- Born: 12 July 1924 Bushey, London, England
- Died: 13 June 2002 (aged 77)
- Education: King's College London GKT School of Medical Education
- Known for: research into neural tube defects
- Awards: Harding award 1985, James Spence Medal 1992, Dawson Williams Memorial Prize 1998
- Scientific career
- Fields: Pediatrics
- Workplaces: University of Leeds, Guy's Hospital, University of Liverpool

= Richard Smithells =

British paediatrician (1924–2002)

Richard Worthington Smithells (12 July 1924 – 13 June 2002) was a British paediatrician and Emeritus professor of paediatrics at the University of Leeds. Smithells was most notable for research into neural tube defects, congenital abnormality registers, genetic counselling, and rubella in pregnancy and for later suggesting direct examination of the foetus by photography using ultrasonography.

==Life==
Smithells great uncle and grandfather had been professors of chemistry at the University of Leeds and his father was a Leeds graduate, so Smithells family always had a strong connection to the university. Smithells took his early education at Rugby School and later studied medicine at St. Thomas' Hospital Medical School. This was followed by 2 years of national service with the Royal Army Medical Corps in Germany in 1949–1951.

In 1948 he married Joy Muriel Foster née Beaver, who died 4 February 2010. They had five children and eleven grand-children.

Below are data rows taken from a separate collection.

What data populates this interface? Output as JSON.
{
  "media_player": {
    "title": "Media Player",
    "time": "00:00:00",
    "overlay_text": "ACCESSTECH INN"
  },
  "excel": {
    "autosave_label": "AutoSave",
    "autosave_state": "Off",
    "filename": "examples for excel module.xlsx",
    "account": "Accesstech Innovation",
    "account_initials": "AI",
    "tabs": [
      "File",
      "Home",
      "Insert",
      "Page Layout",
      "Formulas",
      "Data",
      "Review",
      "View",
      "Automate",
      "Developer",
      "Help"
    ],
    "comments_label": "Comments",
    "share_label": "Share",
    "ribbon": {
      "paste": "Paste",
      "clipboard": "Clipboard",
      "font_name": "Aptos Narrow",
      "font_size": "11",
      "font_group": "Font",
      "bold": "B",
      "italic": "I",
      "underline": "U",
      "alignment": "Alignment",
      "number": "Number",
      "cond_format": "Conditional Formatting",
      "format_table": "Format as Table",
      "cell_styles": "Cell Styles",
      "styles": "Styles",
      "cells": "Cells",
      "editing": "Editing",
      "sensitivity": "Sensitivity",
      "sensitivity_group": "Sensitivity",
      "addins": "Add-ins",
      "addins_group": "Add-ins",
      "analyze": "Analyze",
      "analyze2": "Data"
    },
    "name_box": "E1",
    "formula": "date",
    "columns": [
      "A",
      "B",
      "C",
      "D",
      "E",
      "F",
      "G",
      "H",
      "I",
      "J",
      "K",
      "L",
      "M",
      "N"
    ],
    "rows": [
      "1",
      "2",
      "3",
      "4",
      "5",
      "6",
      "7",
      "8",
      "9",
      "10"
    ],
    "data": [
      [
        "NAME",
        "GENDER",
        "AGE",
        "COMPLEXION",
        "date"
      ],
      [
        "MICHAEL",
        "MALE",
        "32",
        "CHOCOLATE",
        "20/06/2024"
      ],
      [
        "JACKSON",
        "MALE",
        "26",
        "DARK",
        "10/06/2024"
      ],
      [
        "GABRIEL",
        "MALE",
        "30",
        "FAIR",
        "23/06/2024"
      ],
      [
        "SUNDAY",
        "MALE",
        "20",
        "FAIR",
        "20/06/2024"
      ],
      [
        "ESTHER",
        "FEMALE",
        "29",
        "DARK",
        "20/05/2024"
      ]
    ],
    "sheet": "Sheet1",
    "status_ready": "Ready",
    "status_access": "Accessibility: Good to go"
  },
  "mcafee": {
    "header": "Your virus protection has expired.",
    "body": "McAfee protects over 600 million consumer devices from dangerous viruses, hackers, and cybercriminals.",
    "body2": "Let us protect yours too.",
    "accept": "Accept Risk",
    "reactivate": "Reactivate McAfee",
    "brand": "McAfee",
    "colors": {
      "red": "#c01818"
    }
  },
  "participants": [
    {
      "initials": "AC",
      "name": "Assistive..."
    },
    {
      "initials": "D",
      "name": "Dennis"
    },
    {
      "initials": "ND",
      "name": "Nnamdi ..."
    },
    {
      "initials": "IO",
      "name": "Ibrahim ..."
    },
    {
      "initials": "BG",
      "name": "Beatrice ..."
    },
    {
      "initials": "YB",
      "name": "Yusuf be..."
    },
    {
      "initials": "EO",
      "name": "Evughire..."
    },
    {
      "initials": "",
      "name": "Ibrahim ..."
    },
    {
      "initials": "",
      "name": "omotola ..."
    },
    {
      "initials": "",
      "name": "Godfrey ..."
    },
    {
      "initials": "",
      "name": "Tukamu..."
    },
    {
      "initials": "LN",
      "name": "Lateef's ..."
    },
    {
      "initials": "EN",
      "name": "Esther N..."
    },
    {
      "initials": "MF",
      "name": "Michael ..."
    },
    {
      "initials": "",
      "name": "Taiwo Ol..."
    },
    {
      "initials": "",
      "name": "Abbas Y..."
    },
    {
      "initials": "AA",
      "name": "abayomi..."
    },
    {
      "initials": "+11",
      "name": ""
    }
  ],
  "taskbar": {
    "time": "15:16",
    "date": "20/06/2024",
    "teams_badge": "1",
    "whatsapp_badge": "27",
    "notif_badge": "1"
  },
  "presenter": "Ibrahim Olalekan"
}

Smithells died on 13 June 2002 from prostate cancer.

==Career==
After two years as a senior registrar at Guy's Hospital, in 1959, Smithells became a lecturer at the University of Liverpool and became consultant paediatrician and medical superintendent for Alder Hey Children's Hospital in 1964. In 1968 he took up the chair of Paediatrics and Child Health at Leeds University, and worked in all the hospitals in Leeds. By 1962, Smithells had established congenital abnormality register and genetic counselling service at the University of Liverpool.

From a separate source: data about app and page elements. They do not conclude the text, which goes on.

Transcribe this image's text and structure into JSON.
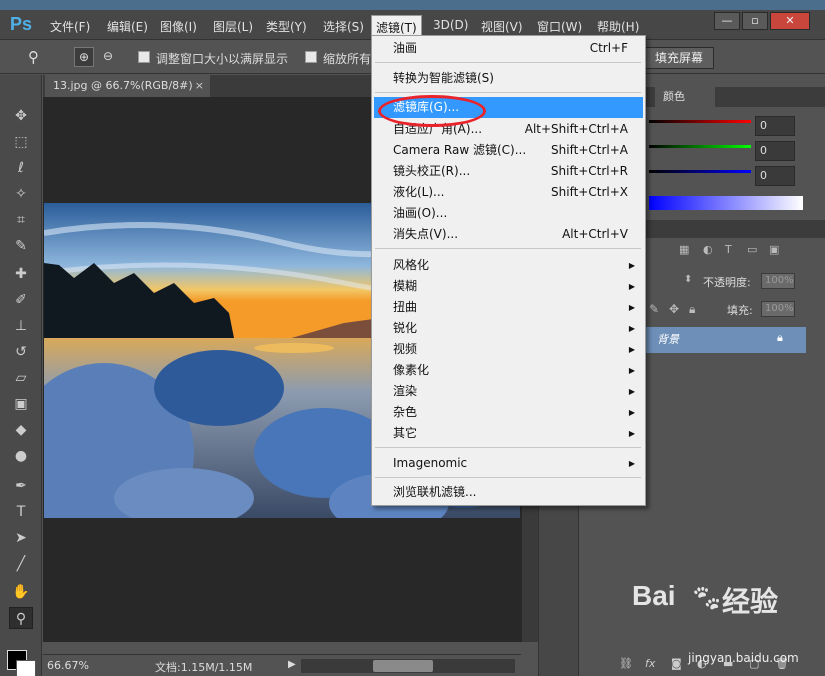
{
  "app": {
    "logo": "Ps"
  },
  "menubar": {
    "items": [
      "文件(F)",
      "编辑(E)",
      "图像(I)",
      "图层(L)",
      "类型(Y)",
      "选择(S)",
      "滤镜(T)",
      "3D(D)",
      "视图(V)",
      "窗口(W)",
      "帮助(H)"
    ],
    "active_index": 6,
    "window_buttons": {
      "minimize": "—",
      "restore": "▫",
      "close": "✕"
    }
  },
  "optbar": {
    "check1_label": "调整窗口大小以满屏显示",
    "check2_label": "缩放所有",
    "fill_screen_label": "填充屏幕"
  },
  "document": {
    "tab_title": "13.jpg @ 66.7%(RGB/8#)",
    "tab_close": "×"
  },
  "status": {
    "zoom": "66.67%",
    "doc_size": "文档:1.15M/1.15M"
  },
  "filter_menu": {
    "items": [
      {
        "label": "油画",
        "shortcut": "Ctrl+F"
      },
      {
        "label": "转换为智能滤镜(S)",
        "shortcut": ""
      },
      {
        "label": "滤镜库(G)...",
        "shortcut": "",
        "highlighted": true
      },
      {
        "label": "自适应广角(A)...",
        "shortcut": "Alt+Shift+Ctrl+A"
      },
      {
        "label": "Camera Raw 滤镜(C)...",
        "shortcut": "Shift+Ctrl+A"
      },
      {
        "label": "镜头校正(R)...",
        "shortcut": "Shift+Ctrl+R"
      },
      {
        "label": "液化(L)...",
        "shortcut": "Shift+Ctrl+X"
      },
      {
        "label": "油画(O)...",
        "shortcut": ""
      },
      {
        "label": "消失点(V)...",
        "shortcut": "Alt+Ctrl+V"
      },
      {
        "label": "风格化",
        "submenu": true
      },
      {
        "label": "模糊",
        "submenu": true
      },
      {
        "label": "扭曲",
        "submenu": true
      },
      {
        "label": "锐化",
        "submenu": true
      },
      {
        "label": "视频",
        "submenu": true
      },
      {
        "label": "像素化",
        "submenu": true
      },
      {
        "label": "渲染",
        "submenu": true
      },
      {
        "label": "杂色",
        "submenu": true
      },
      {
        "label": "其它",
        "submenu": true
      },
      {
        "label": "Imagenomic",
        "submenu": true
      },
      {
        "label": "浏览联机滤镜..."
      }
    ]
  },
  "right_panel": {
    "color_tab": "颜色",
    "rgb_values": [
      "0",
      "0",
      "0"
    ],
    "opacity_label": "不透明度:",
    "opacity_value": "100%",
    "fill_label": "填充:",
    "fill_value": "100%",
    "layer_name": "背景"
  },
  "watermark": {
    "brand": "Bai",
    "brand2": "经验",
    "url": "jingyan.baidu.com"
  }
}
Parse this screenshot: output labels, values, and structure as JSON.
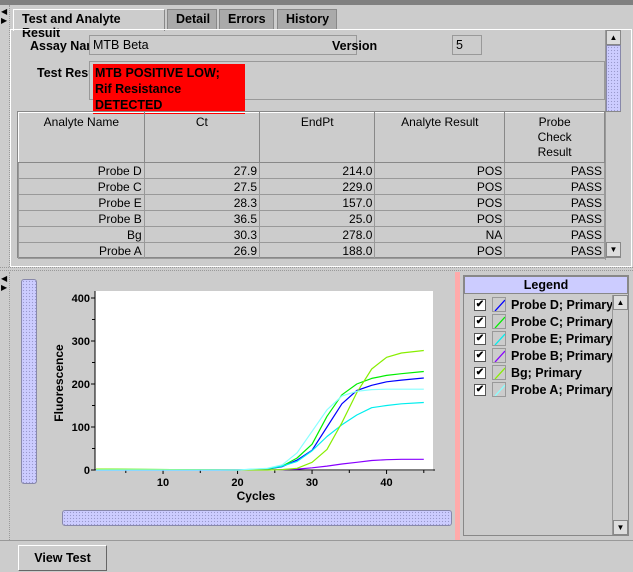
{
  "tabs": [
    {
      "label": "Test and Analyte Result",
      "selected": true
    },
    {
      "label": "Detail"
    },
    {
      "label": "Errors"
    },
    {
      "label": "History"
    }
  ],
  "assay": {
    "label": "Assay Name",
    "value": "MTB Beta",
    "version_label": "Version",
    "version": "5"
  },
  "test_result": {
    "label": "Test Result",
    "line1": "MTB POSITIVE LOW;",
    "line2": "Rif Resistance DETECTED",
    "highlight": "#ff0000"
  },
  "table": {
    "headers": [
      "Analyte Name",
      "Ct",
      "EndPt",
      "Analyte Result",
      "Probe Check Result"
    ],
    "rows": [
      [
        "Probe D",
        "27.9",
        "214.0",
        "POS",
        "PASS"
      ],
      [
        "Probe C",
        "27.5",
        "229.0",
        "POS",
        "PASS"
      ],
      [
        "Probe E",
        "28.3",
        "157.0",
        "POS",
        "PASS"
      ],
      [
        "Probe B",
        "36.5",
        "25.0",
        "POS",
        "PASS"
      ],
      [
        "Bg",
        "30.3",
        "278.0",
        "NA",
        "PASS"
      ],
      [
        "Probe A",
        "26.9",
        "188.0",
        "POS",
        "PASS"
      ]
    ]
  },
  "legend": {
    "title": "Legend",
    "items": [
      {
        "label": "Probe D; Primary",
        "color": "#0000ff",
        "checked": true
      },
      {
        "label": "Probe C; Primary",
        "color": "#00ee00",
        "checked": true
      },
      {
        "label": "Probe E; Primary",
        "color": "#00eeee",
        "checked": true
      },
      {
        "label": "Probe B; Primary",
        "color": "#8800ff",
        "checked": true
      },
      {
        "label": "Bg; Primary",
        "color": "#88ee00",
        "checked": true
      },
      {
        "label": "Probe A; Primary",
        "color": "#88ffff",
        "checked": true
      }
    ]
  },
  "chart_data": {
    "type": "line",
    "xlabel": "Cycles",
    "ylabel": "Fluorescence",
    "xlim": [
      1,
      46
    ],
    "ylim": [
      0,
      400
    ],
    "xticks": [
      "10",
      "20",
      "30",
      "40"
    ],
    "yticks": [
      "0",
      "100",
      "200",
      "300",
      "400"
    ],
    "grid": false,
    "x": [
      1,
      20,
      24,
      26,
      28,
      30,
      32,
      34,
      36,
      38,
      40,
      42,
      45
    ],
    "series": [
      {
        "name": "Probe D; Primary",
        "color": "#0000ff",
        "values": [
          0,
          0,
          2,
          8,
          23,
          46,
          100,
          154,
          185,
          197,
          205,
          209,
          214
        ]
      },
      {
        "name": "Probe C; Primary",
        "color": "#00ee00",
        "values": [
          2,
          0,
          2,
          9,
          28,
          60,
          125,
          175,
          200,
          213,
          220,
          224,
          229
        ]
      },
      {
        "name": "Probe E; Primary",
        "color": "#00eeee",
        "values": [
          0,
          0,
          3,
          9,
          20,
          45,
          78,
          105,
          128,
          145,
          150,
          154,
          157
        ]
      },
      {
        "name": "Probe B; Primary",
        "color": "#8800ff",
        "values": [
          0,
          0,
          0,
          1,
          2,
          5,
          9,
          14,
          18,
          22,
          24,
          25,
          25
        ]
      },
      {
        "name": "Bg; Primary",
        "color": "#88ee00",
        "values": [
          2,
          0,
          0,
          1,
          4,
          18,
          48,
          110,
          180,
          235,
          262,
          272,
          278
        ]
      },
      {
        "name": "Probe A; Primary",
        "color": "#88ffff",
        "values": [
          0,
          0,
          4,
          12,
          40,
          90,
          140,
          172,
          183,
          187,
          188,
          188,
          188
        ]
      }
    ]
  },
  "buttons": {
    "view_test": "View Test"
  }
}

Smithells retired from the chair of Paediatrics and Child Health in 1988. After his retirement, he continued to work. From 1989 to 1997 Smithells was appointed a medical consultant in vaccine damage tribunals that were established in 1979 to provide payments to children seen to be damaged by a vaccine. Further appointments included a position as a consultant on the European Registration of Congenital Abnormalities and Twins registry. From 1994 to 1996 he also employed as part-time Director of the International Centre for Birth Defects in Rome, Italy.

==Contributions==
Dick Smithells work during his long career was the prevention of disease in children. Early in his career, Smithells recognized the effects of poor nutrition in pregnant women and how it led to birth defects with studies taking many years. Indeed his most notable research in his career, was the establishing link between folic acid deficiency and neural tube defects. It wasn't until 1991 that the Medical Research Council ratified his decision by recommending that pregnant women's diets should contain sufficient folic acid.

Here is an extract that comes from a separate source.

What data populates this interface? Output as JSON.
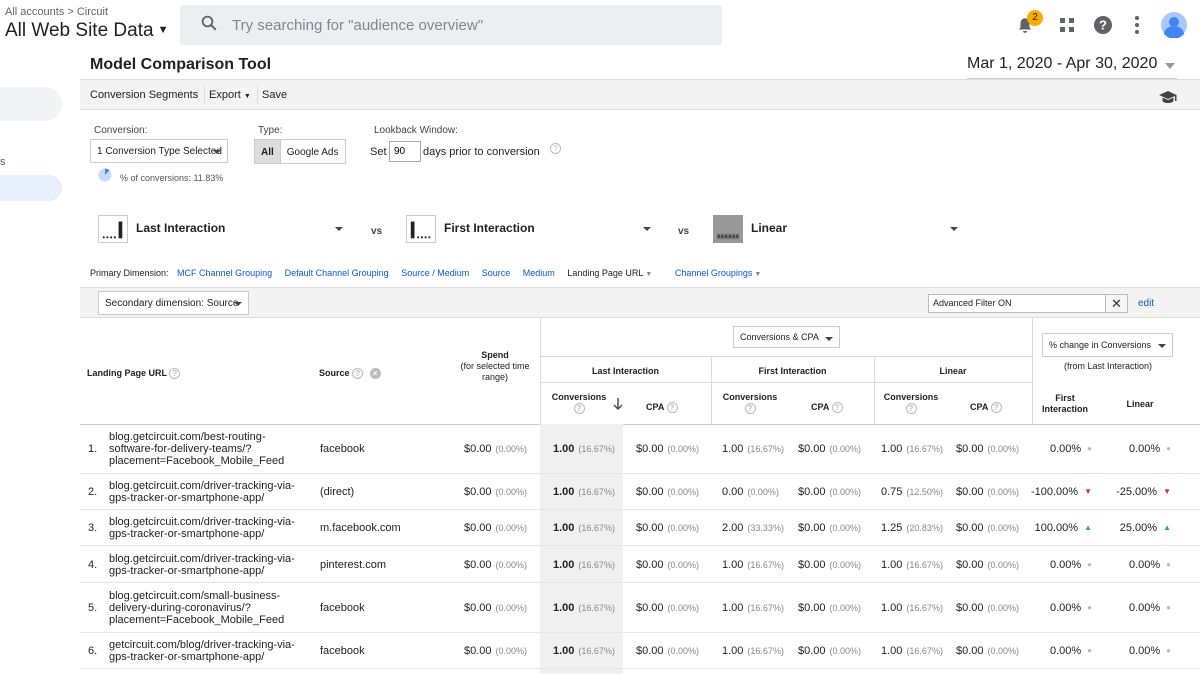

Many of Smithells early papers were about the effects of Thalidomide on the foetus, and he developed a special unit to support children damaged by thalidomide, and was later heavily involved in securing compensation for children disabled by the
thalidomide drug, and taking a position in the Thalidomide Trust to facilitate that role.

==Bibliography==
These are Smithells most important papers:

- Smithells, R W (1976). "Vitamin dificiencies and neural tube defects."
- Smithells, R. W. (1962). "The Liverpool Congenital Abnormalities Registry"
- Smithells, R. W. (1962). "Rubella in Pregnancy"

Smithells wrote the following books that described diagnostic methods before the rise of ultrasound scans.

- The Early Diagnosis of Congenital Abnormalities., R W Smithells. Cassell: London, 1963.
- Why are babies born deformed? R W Smithells. University of Exeter, 1983.
- Clinical examination of children., S R Meadow; R W Smithells. Blackwell Scientific Publications, 1991

==Awards and honours==
In 1985, Smithells was awarded the Harding award in 1985 from Action Research for the Crippled Child In 1992, Smithells was awarded the prestigious James Spence Gold Medal in 1992, by the Royal College of Paediatrics and Child Health. The Rank Prize for Nutrition followed and was awarded jointly in 1995. In 1998 he won the Dawson Williams Memorial Prize of the British Medical Association. During 2000, Smithells won the International Research Award of the Joseph P Kennedy Foundation for research into the role of folic acid in preventing neural tube defects.